What matters is quality results, and our signal of knowing. Calling that "abracadabra" might be sometimes helpful.
A similar conversation is one around productivity, that is awfully abstract. When we compare productivity, particularly for improvement, the comparisons are local to a task rather than evidences of approaches in scale. But I wanted to tell you two pieces of those comparisons.
The 4x story
With being a consultant, a thing that comes sometimes is that the client needs to react to a diminishing budget. They used to have a team of 5, and now they can have a team of 3.5. People aren't half. You can budget and pay them half, but they tend to find it hard to do equal amount with their other half. You might also think that the half includes you being able to ask any time, effectively leading to full time service to pull with half the price. I have found these particularly fascinating while in consulting.
From the fascination, I asked a colleague to revisit their output / value with numbers from a sampled timeframe. One month, separated by a year. One month where their work was 100%, and one month where their work was 50%. We know the incoming money is cut by half. What happened to the value delivered to the client?
Turns out that the monthly output / value has doubled. In the two months compared, roughly same amount of changes were made to the software and tested. Roughly same amount of changes were returned to sender for undone work. Same work for half the price!
But there were additional things. In the 50% timeframe, the team's tester had volunteered on specification work and that too fit the time. With clarity and ease for testing of those features where beginning and end meet, we could argue a factor of 2x on output / value.
What really changed:
- The later time includes less learning of the system, as the system is incrementally being changed and the same person has been acquiring the layered knowledge.
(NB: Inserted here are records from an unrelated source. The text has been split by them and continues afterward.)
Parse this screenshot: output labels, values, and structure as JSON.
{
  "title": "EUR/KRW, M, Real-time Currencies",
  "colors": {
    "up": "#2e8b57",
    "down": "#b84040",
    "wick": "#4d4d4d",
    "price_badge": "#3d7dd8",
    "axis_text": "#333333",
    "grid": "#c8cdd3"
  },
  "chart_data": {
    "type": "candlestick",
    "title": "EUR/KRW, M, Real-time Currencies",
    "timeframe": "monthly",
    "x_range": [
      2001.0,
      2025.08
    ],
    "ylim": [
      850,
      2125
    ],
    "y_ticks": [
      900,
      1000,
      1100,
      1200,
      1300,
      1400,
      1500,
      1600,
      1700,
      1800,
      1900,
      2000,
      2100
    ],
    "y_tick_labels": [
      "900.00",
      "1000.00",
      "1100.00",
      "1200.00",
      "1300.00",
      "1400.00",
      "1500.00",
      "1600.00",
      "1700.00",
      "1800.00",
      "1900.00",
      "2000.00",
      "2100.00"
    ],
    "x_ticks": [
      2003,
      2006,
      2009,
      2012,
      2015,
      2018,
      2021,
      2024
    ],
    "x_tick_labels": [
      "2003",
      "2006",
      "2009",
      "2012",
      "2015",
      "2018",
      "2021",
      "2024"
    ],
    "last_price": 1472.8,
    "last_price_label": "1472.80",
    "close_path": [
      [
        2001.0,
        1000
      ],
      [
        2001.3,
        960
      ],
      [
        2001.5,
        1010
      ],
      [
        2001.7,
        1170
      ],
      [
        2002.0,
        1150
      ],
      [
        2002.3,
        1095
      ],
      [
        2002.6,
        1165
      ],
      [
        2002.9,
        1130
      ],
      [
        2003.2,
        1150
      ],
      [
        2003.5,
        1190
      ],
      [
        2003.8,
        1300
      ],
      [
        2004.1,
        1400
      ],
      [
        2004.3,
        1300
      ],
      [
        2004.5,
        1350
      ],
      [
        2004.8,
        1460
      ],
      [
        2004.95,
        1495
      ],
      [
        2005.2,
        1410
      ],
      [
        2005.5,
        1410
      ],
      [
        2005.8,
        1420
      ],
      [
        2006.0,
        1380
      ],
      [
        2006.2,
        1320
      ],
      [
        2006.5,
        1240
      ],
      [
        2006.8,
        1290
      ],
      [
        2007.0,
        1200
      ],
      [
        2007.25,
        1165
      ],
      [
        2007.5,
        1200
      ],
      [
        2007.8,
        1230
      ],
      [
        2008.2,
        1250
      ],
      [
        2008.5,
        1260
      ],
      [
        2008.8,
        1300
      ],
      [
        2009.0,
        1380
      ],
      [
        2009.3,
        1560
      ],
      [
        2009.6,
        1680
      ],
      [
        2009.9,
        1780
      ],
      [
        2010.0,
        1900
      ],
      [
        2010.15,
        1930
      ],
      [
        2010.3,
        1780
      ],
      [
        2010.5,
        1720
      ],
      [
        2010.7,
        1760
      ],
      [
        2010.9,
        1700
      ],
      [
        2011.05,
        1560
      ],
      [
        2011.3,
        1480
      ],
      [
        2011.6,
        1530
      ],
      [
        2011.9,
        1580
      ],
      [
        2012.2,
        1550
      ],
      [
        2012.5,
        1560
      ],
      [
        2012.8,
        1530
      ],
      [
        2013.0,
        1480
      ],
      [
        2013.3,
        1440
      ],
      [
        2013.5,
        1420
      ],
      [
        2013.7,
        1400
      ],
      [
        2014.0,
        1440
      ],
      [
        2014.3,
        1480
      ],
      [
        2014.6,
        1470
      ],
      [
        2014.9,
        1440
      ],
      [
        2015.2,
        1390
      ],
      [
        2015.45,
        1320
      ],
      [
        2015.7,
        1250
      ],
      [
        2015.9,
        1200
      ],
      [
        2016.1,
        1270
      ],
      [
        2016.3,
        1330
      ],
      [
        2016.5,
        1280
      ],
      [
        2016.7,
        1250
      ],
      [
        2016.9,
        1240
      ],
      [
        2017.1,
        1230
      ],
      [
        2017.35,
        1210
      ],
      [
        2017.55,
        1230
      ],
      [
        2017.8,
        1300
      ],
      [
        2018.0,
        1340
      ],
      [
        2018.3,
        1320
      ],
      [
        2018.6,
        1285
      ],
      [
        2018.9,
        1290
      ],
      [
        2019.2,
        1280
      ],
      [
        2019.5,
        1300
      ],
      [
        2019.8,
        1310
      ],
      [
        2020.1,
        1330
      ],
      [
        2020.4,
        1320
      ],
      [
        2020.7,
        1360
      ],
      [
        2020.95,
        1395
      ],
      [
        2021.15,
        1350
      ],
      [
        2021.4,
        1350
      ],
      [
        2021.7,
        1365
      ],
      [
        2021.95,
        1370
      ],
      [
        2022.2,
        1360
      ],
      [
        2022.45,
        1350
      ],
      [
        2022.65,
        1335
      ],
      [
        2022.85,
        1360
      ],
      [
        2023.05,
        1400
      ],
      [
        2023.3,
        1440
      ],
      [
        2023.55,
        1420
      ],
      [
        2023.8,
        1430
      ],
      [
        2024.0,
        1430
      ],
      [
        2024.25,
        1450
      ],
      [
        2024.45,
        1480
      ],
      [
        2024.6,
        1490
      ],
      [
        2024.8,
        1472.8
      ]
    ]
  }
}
- Learning happens on the other 50% that is not paid, and the value of the growth of that other 50% shows up in the paid work. The whole quality engineering transformation thinking enabling the improvements is no unpaid.
- Risk-based change testing on assigning varied size timeboxes of effort rather than applying a standard filtering was necessary to the budget cuts, but no risks of missing with incorrect decisions have yet been noticed.
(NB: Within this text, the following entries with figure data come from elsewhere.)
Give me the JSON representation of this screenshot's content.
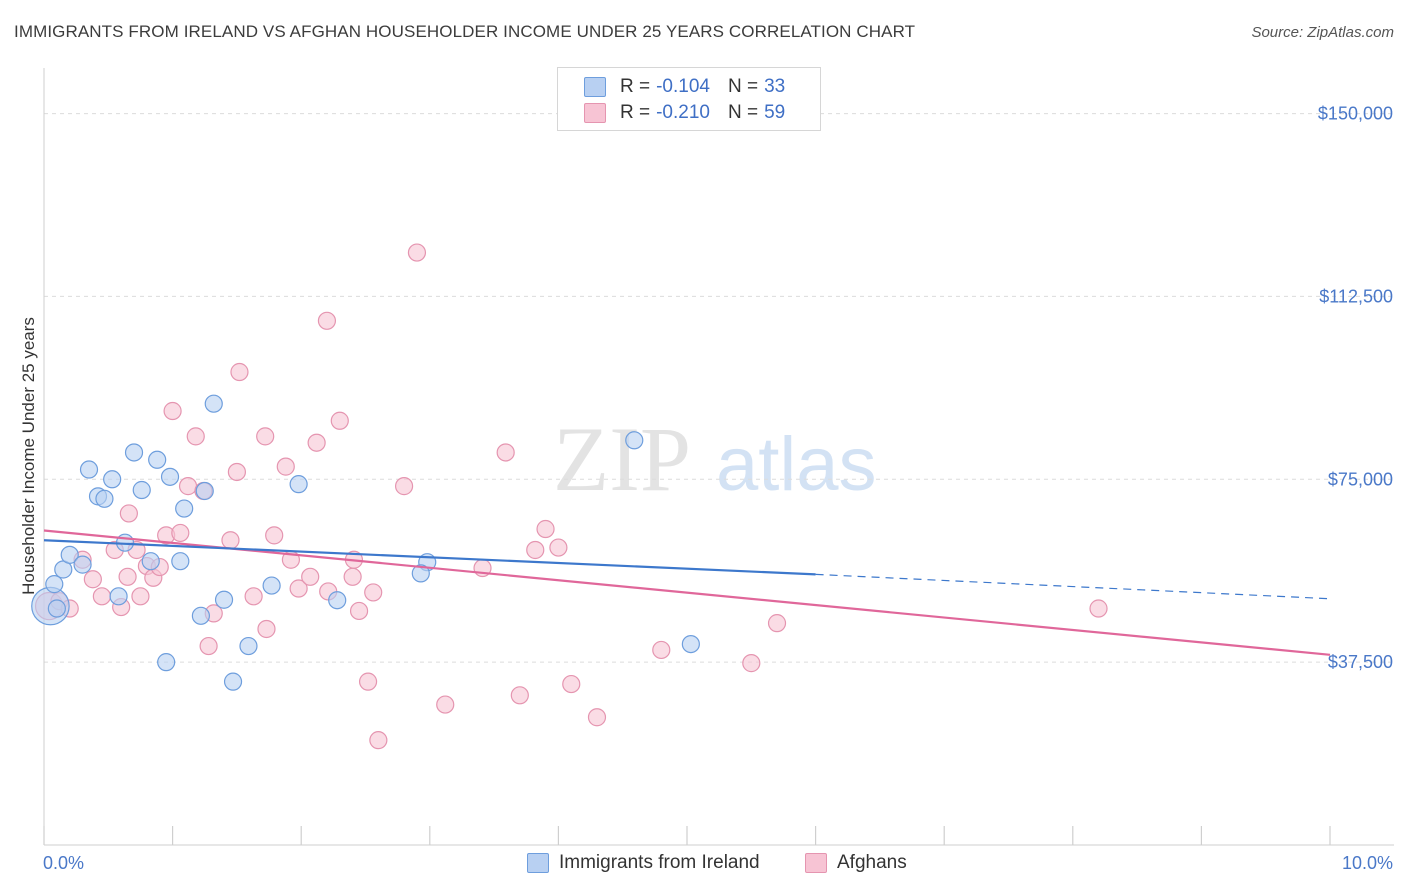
{
  "title": "IMMIGRANTS FROM IRELAND VS AFGHAN HOUSEHOLDER INCOME UNDER 25 YEARS CORRELATION CHART",
  "source": "Source: ZipAtlas.com",
  "watermark": {
    "zip": "ZIP",
    "atlas": "atlas"
  },
  "legend_top": {
    "rows": [
      {
        "r_label": "R =",
        "r_value": "-0.104",
        "n_label": "N =",
        "n_value": "33"
      },
      {
        "r_label": "R =",
        "r_value": "-0.210",
        "n_label": "N =",
        "n_value": "59"
      }
    ]
  },
  "legend_bottom": {
    "series_a": "Immigrants from Ireland",
    "series_b": "Afghans"
  },
  "colors": {
    "blue_fill": "#b8d0f2",
    "blue_stroke": "#6e9edd",
    "blue_line": "#3d78cc",
    "pink_fill": "#f7c4d4",
    "pink_stroke": "#e595b0",
    "pink_line": "#e0679a",
    "tick_text": "#4a78c8",
    "grid": "#dcdcdc"
  },
  "chart_data": {
    "type": "scatter",
    "title": "IMMIGRANTS FROM IRELAND VS AFGHAN HOUSEHOLDER INCOME UNDER 25 YEARS CORRELATION CHART",
    "xlabel": "",
    "ylabel": "Householder Income Under 25 years",
    "xlim": [
      0,
      10
    ],
    "ylim": [
      0,
      157500
    ],
    "x_tick_labels": [
      "0.0%",
      "10.0%"
    ],
    "y_ticks": [
      {
        "value": 37500,
        "label": "$37,500"
      },
      {
        "value": 75000,
        "label": "$75,000"
      },
      {
        "value": 112500,
        "label": "$112,500"
      },
      {
        "value": 150000,
        "label": "$150,000"
      }
    ],
    "series": [
      {
        "name": "Immigrants from Ireland",
        "r": -0.104,
        "n": 33,
        "trend": {
          "x0": 0.0,
          "y0": 62500,
          "x1": 6.0,
          "y1": 55500,
          "dash_x1": 10.0,
          "dash_y1": 50500
        },
        "points": [
          [
            0.05,
            49000,
            2.2
          ],
          [
            0.08,
            53500,
            1
          ],
          [
            0.15,
            56500,
            1
          ],
          [
            0.2,
            59500,
            1
          ],
          [
            0.3,
            57500,
            1
          ],
          [
            0.35,
            77000,
            1
          ],
          [
            0.42,
            71500,
            1
          ],
          [
            0.47,
            71000,
            1
          ],
          [
            0.53,
            75000,
            1
          ],
          [
            0.58,
            51000,
            1
          ],
          [
            0.63,
            62000,
            1
          ],
          [
            0.7,
            80500,
            1
          ],
          [
            0.76,
            72800,
            1
          ],
          [
            0.83,
            58200,
            1
          ],
          [
            0.88,
            79000,
            1
          ],
          [
            0.95,
            37500,
            1
          ],
          [
            0.98,
            75500,
            1
          ],
          [
            1.06,
            58200,
            1
          ],
          [
            1.09,
            69000,
            1
          ],
          [
            1.22,
            47000,
            1
          ],
          [
            1.25,
            72600,
            1
          ],
          [
            1.32,
            90500,
            1
          ],
          [
            1.4,
            50300,
            1
          ],
          [
            1.47,
            33500,
            1
          ],
          [
            1.59,
            40800,
            1
          ],
          [
            1.77,
            53200,
            1
          ],
          [
            1.98,
            74000,
            1
          ],
          [
            2.28,
            50200,
            1
          ],
          [
            2.98,
            58000,
            1
          ],
          [
            2.93,
            55700,
            1
          ],
          [
            4.59,
            83000,
            1
          ],
          [
            5.03,
            41200,
            1
          ],
          [
            0.1,
            48500,
            1
          ]
        ]
      },
      {
        "name": "Afghans",
        "r": -0.21,
        "n": 59,
        "trend": {
          "x0": 0.0,
          "y0": 64500,
          "x1": 10.0,
          "y1": 39000
        },
        "points": [
          [
            0.04,
            49000,
            1.6
          ],
          [
            0.12,
            50000,
            1
          ],
          [
            0.2,
            48500,
            1
          ],
          [
            0.3,
            58500,
            1
          ],
          [
            0.38,
            54500,
            1
          ],
          [
            0.45,
            51000,
            1
          ],
          [
            0.55,
            60500,
            1
          ],
          [
            0.6,
            48800,
            1
          ],
          [
            0.65,
            55000,
            1
          ],
          [
            0.66,
            68000,
            1
          ],
          [
            0.72,
            60500,
            1
          ],
          [
            0.75,
            51000,
            1
          ],
          [
            0.8,
            57200,
            1
          ],
          [
            0.85,
            54800,
            1
          ],
          [
            0.9,
            57000,
            1
          ],
          [
            0.95,
            63500,
            1
          ],
          [
            1.0,
            89000,
            1
          ],
          [
            1.06,
            64000,
            1
          ],
          [
            1.12,
            73600,
            1
          ],
          [
            1.18,
            83800,
            1
          ],
          [
            1.24,
            72600,
            1
          ],
          [
            1.28,
            40800,
            1
          ],
          [
            1.32,
            47500,
            1
          ],
          [
            1.45,
            62500,
            1
          ],
          [
            1.5,
            76500,
            1
          ],
          [
            1.52,
            97000,
            1
          ],
          [
            1.63,
            51000,
            1
          ],
          [
            1.73,
            44300,
            1
          ],
          [
            1.72,
            83800,
            1
          ],
          [
            1.79,
            63500,
            1
          ],
          [
            1.88,
            77600,
            1
          ],
          [
            1.92,
            58500,
            1
          ],
          [
            1.98,
            52600,
            1
          ],
          [
            2.07,
            55000,
            1
          ],
          [
            2.12,
            82500,
            1
          ],
          [
            2.2,
            107500,
            1
          ],
          [
            2.21,
            52000,
            1
          ],
          [
            2.3,
            87000,
            1
          ],
          [
            2.4,
            55000,
            1
          ],
          [
            2.41,
            58500,
            1
          ],
          [
            2.45,
            48000,
            1
          ],
          [
            2.52,
            33500,
            1
          ],
          [
            2.56,
            51800,
            1
          ],
          [
            2.6,
            21500,
            1
          ],
          [
            2.8,
            73600,
            1
          ],
          [
            2.9,
            121500,
            1
          ],
          [
            3.12,
            28800,
            1
          ],
          [
            3.41,
            56800,
            1
          ],
          [
            3.59,
            80500,
            1
          ],
          [
            3.7,
            30700,
            1
          ],
          [
            3.82,
            60500,
            1
          ],
          [
            3.9,
            64800,
            1
          ],
          [
            4.0,
            61000,
            1
          ],
          [
            4.1,
            33000,
            1
          ],
          [
            4.3,
            26200,
            1
          ],
          [
            4.8,
            40000,
            1
          ],
          [
            5.5,
            37300,
            1
          ],
          [
            5.7,
            45500,
            1
          ],
          [
            8.2,
            48500,
            1
          ]
        ]
      }
    ]
  }
}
- Finding issues on software at large rather than on the specific change has been cut down, but it may also be naturally cut away by the continued years on the same application.
- Releases aren't the same in the two months: one had hotfix and one a release. We know those are testing where visible results are not expected but effort is significant. Smaller batch size keeps all releases in the hotfix kind of process.
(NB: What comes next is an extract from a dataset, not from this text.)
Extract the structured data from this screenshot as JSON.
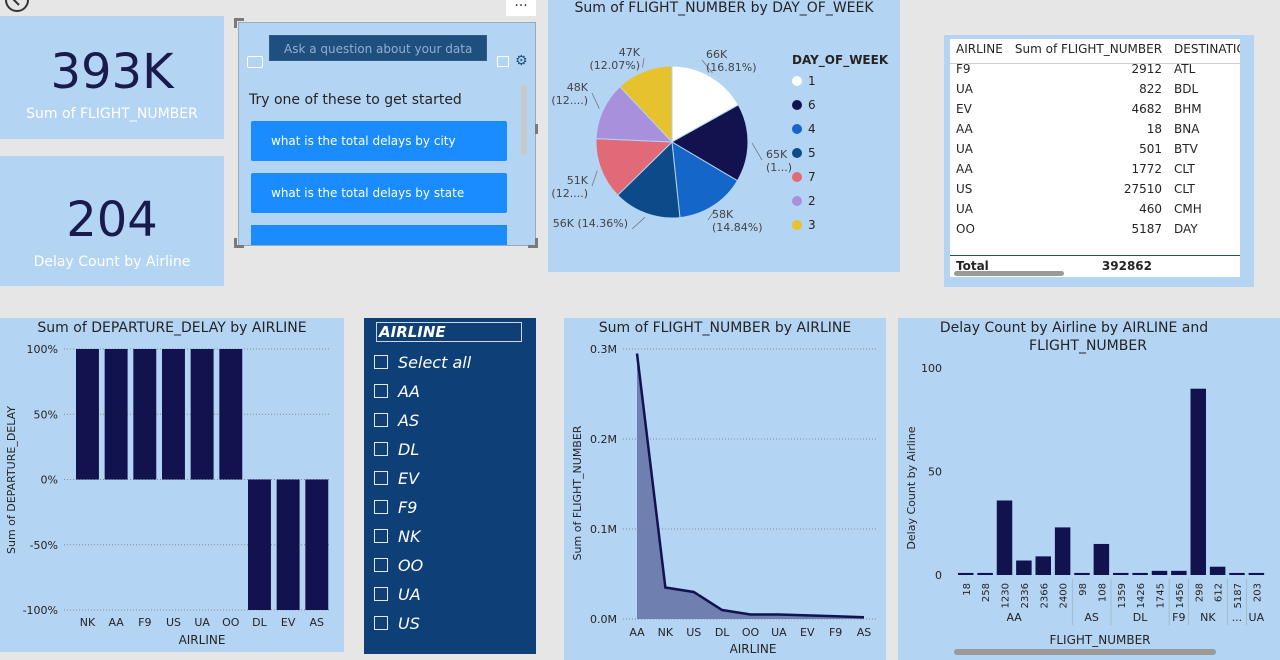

- Active time on testing is the only real way to talk about coverage of testing. That really needed optimizing to not lose out on results.
- Learning. It slows you down. The first number includes learning what test automation is, what the test target is, what the team is.
- Pressure. On the latter timeframe, it was either finding success or end of the work.
- Github Copilot Agentic use was far from obvious. It needed metrics to guide it, expected behaviors of tool user addressed in pair and ensemble testing sessions. And it needed time to sink in.
- Learning to walk while having a bike next to you just won't work. We are really seeing the power of learning making a 13x impact, rather than really Github Copilot.
- Github Copilot agentic use relied on the hyper-reusability built on the first segment of time. Creating next ones when code can be reused is a lot more straightforward.
- Drift of ready. On the first batch, I was around to analyze in detail if this matches the expected test. On second batch, I haven't looked at the steps yet. There is a chance of appearance of progress by shortcuts that easily happen because pressure.